National and devolved government
Legal mandates to act and to listen to families direct.
Local authorities and their health partners
Legal mandates to act and to listen to families direct.
Early years providers, including childminders
Legal mandates to act and to listen to families direct.
Schools (mainstream and special)
It would be good if they could have more provision but they do
not even for non disabled children. Legal mandates to act and
to listen to families direct.
8. What can be done to ensure that inclusive childcare becomes the norm for
disabled children going into the future?
For some children there should be no question of their not
being included its blatant discrimination. Disabled children are
not a homogeneous group. For those with more complex
behavioural, health and learning needs there needs to be
specialist planning and commissioning. We feel quite
disillusioned about the Equality Act as disability is at the
bottom of the pile.
9. What are the reasons childcare offered for disabled children can be lacking
quality and what do you think needs to be done to improve this?
Quality for learning and care needs will require in-depth
understanding of the needs and aids and resources to support those
needs.
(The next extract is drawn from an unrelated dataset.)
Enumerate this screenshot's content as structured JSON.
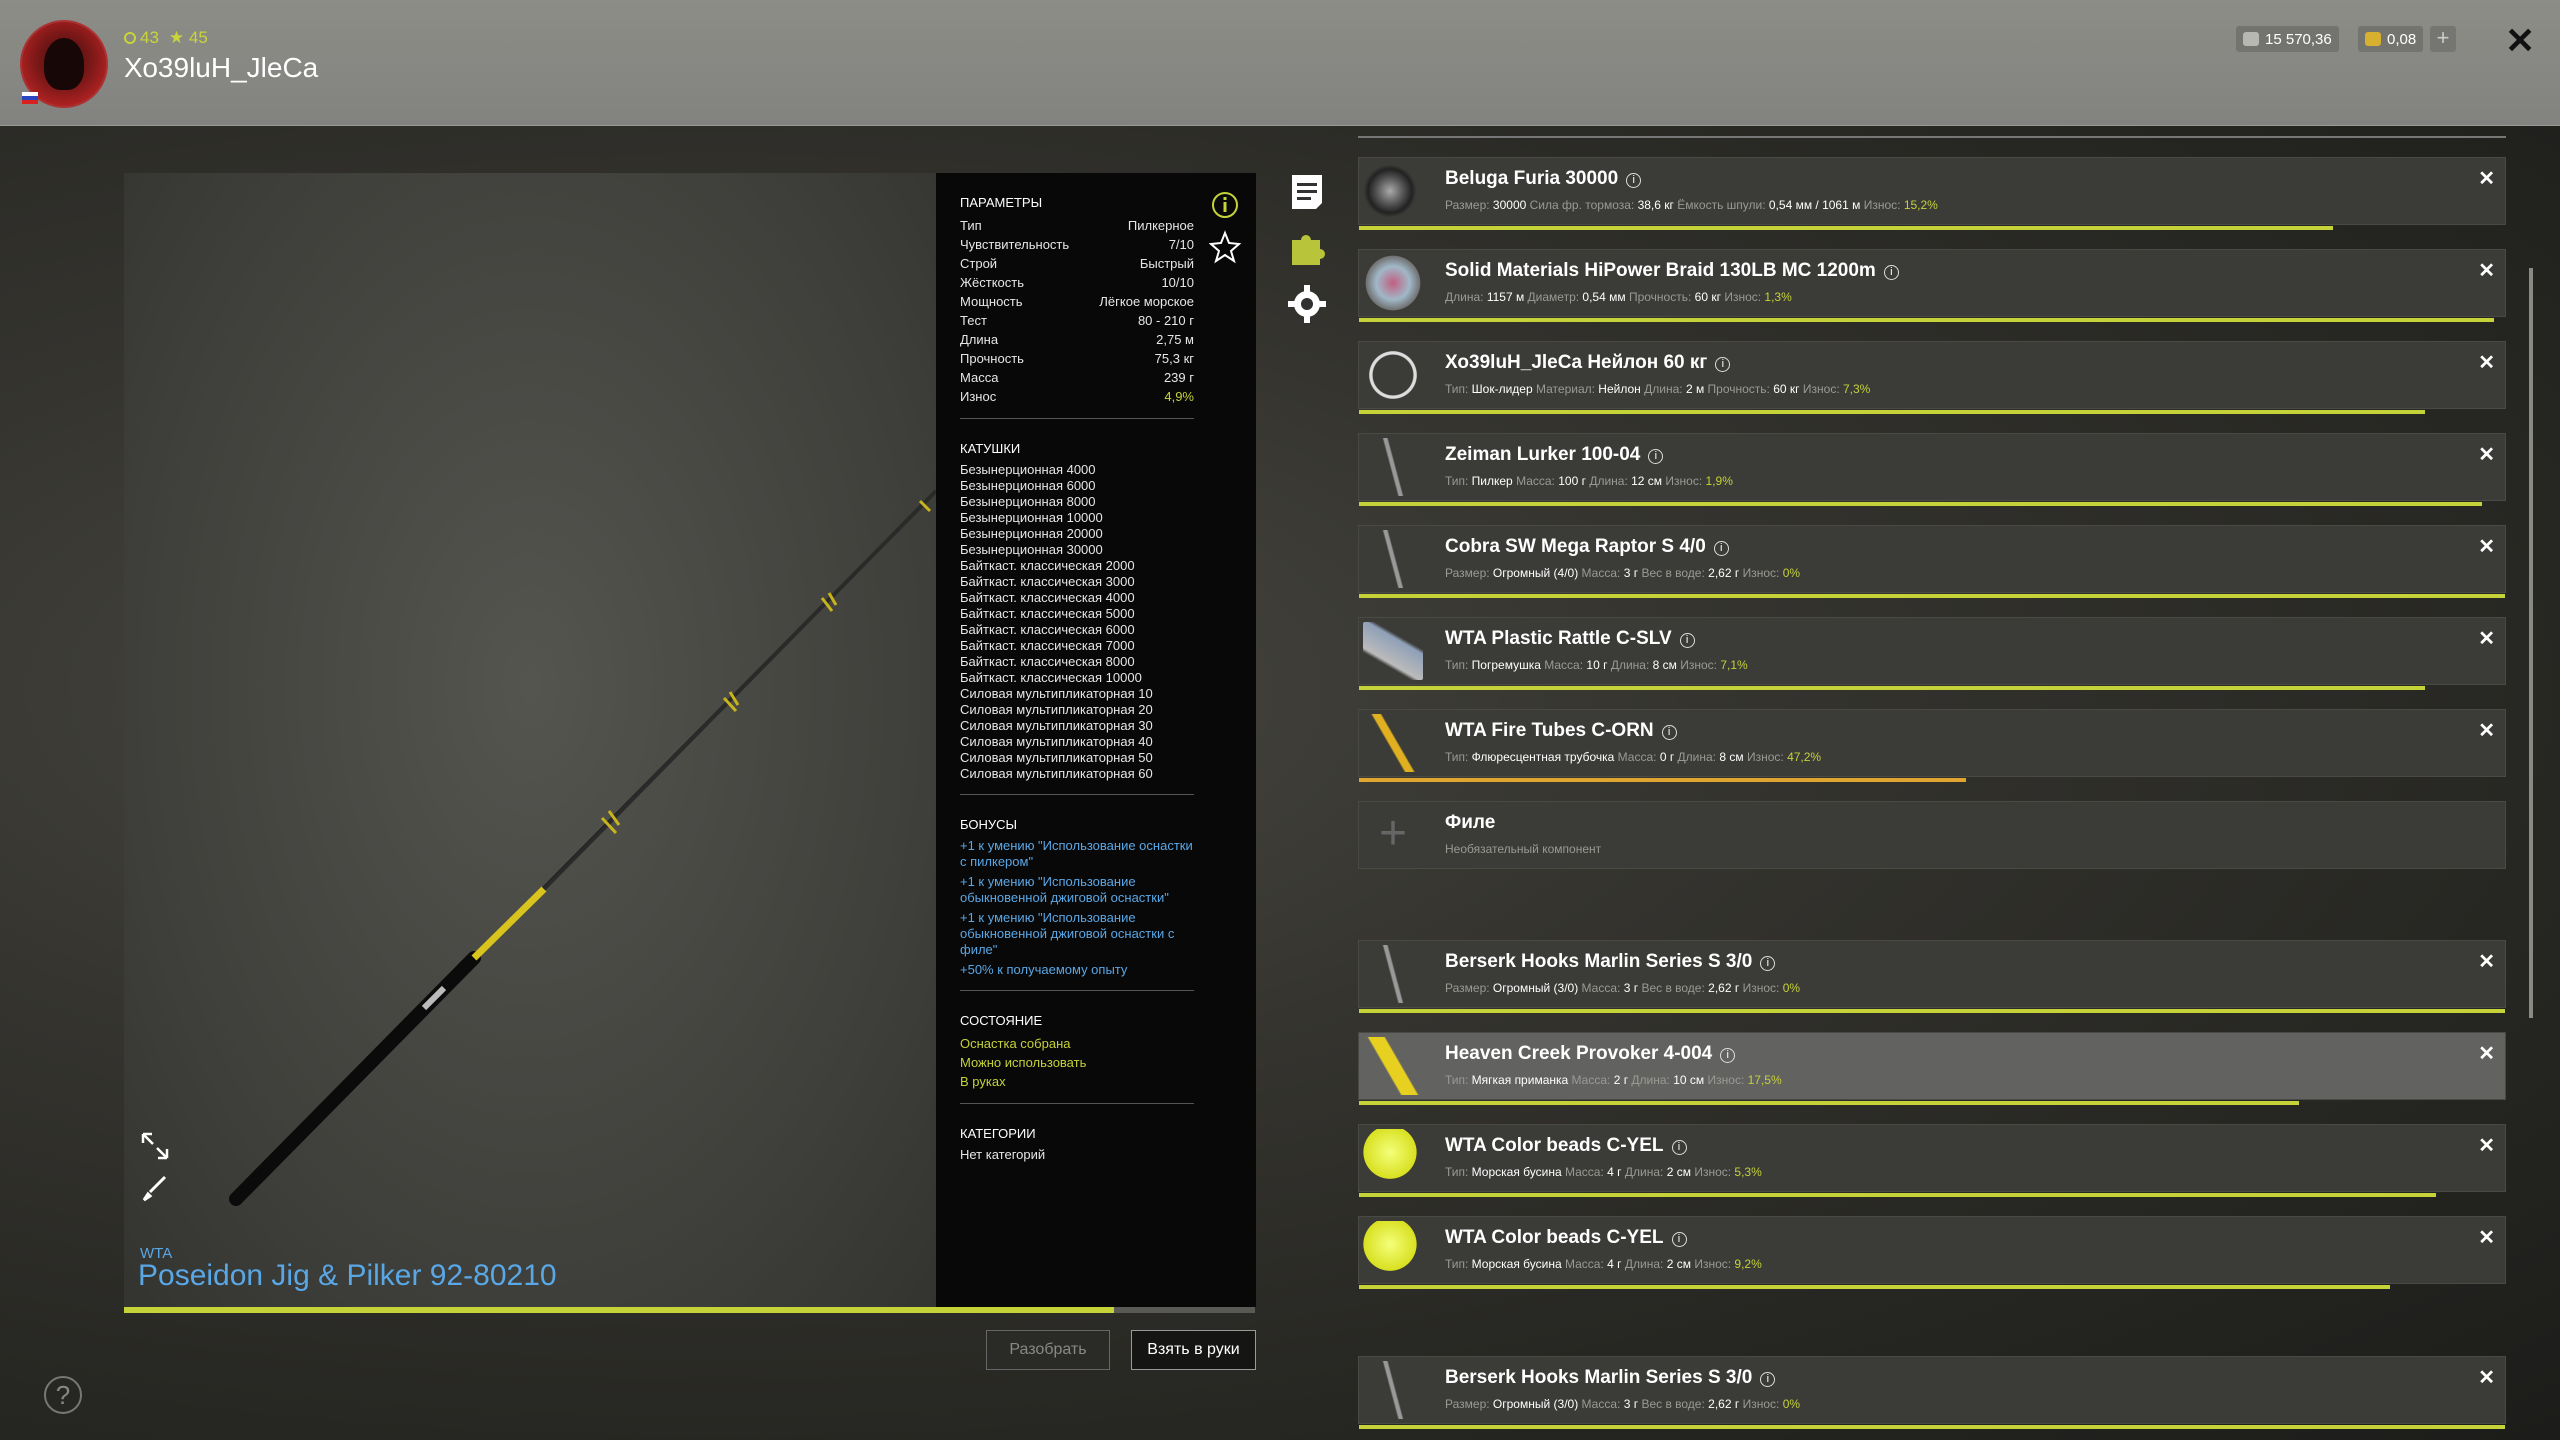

Most of this is unlikely to be in place as it is also something
families themselves may not have and will have to fight for or get
themselves. For example some families have to pay for therapies
and learning resources and language and communication resources.
The EHC planning process may improve this if it is done well.
10.Are there particular groups of disabled children who are better or less well
served by current childcare provision?
Those with challenging behaviour are unlikely to have any and they
will also not be able to access after school or other clubs and will be
quite isolated. One family commented that even the wider family
would not want to look after her son because of his complex
behavioural and learning needs.
11. To what extent is the childcare workforce equipped to provide high quality
care for disabled children? What role do the following people/ organisations
have in improving the standard of childcare for disabled children?
National and devolved government
Local authorities
Early years providers, including childminders and individual staff
Schools (mainstream and special)
For all of them they lump all of our children together and they are not
the same. They are unique individuals with their own needs. Not
many people apart from parents seems to be able to tell the
difference between learning difficulty and disability; speech and
language disorders and difficulties, These are all very important to
understanding the child. Existing commissioning and lack of any
intelligent data means that no one but families know who our
children actually are. The new data set should make a difference (see
enclosed NNPCF paper and data set).
12.What more do you think needs to be done to improve the information
provision to ensure that families are aware of the provision available in their
Work with and deliver it through local Parent Carer Forums like Interface as
they will be trusted. Families will be put off by bad experiences and if there
is a lack of trust it soon spreads around communities. Equally Forums like
Interface can promote confidence among its members and more broadly.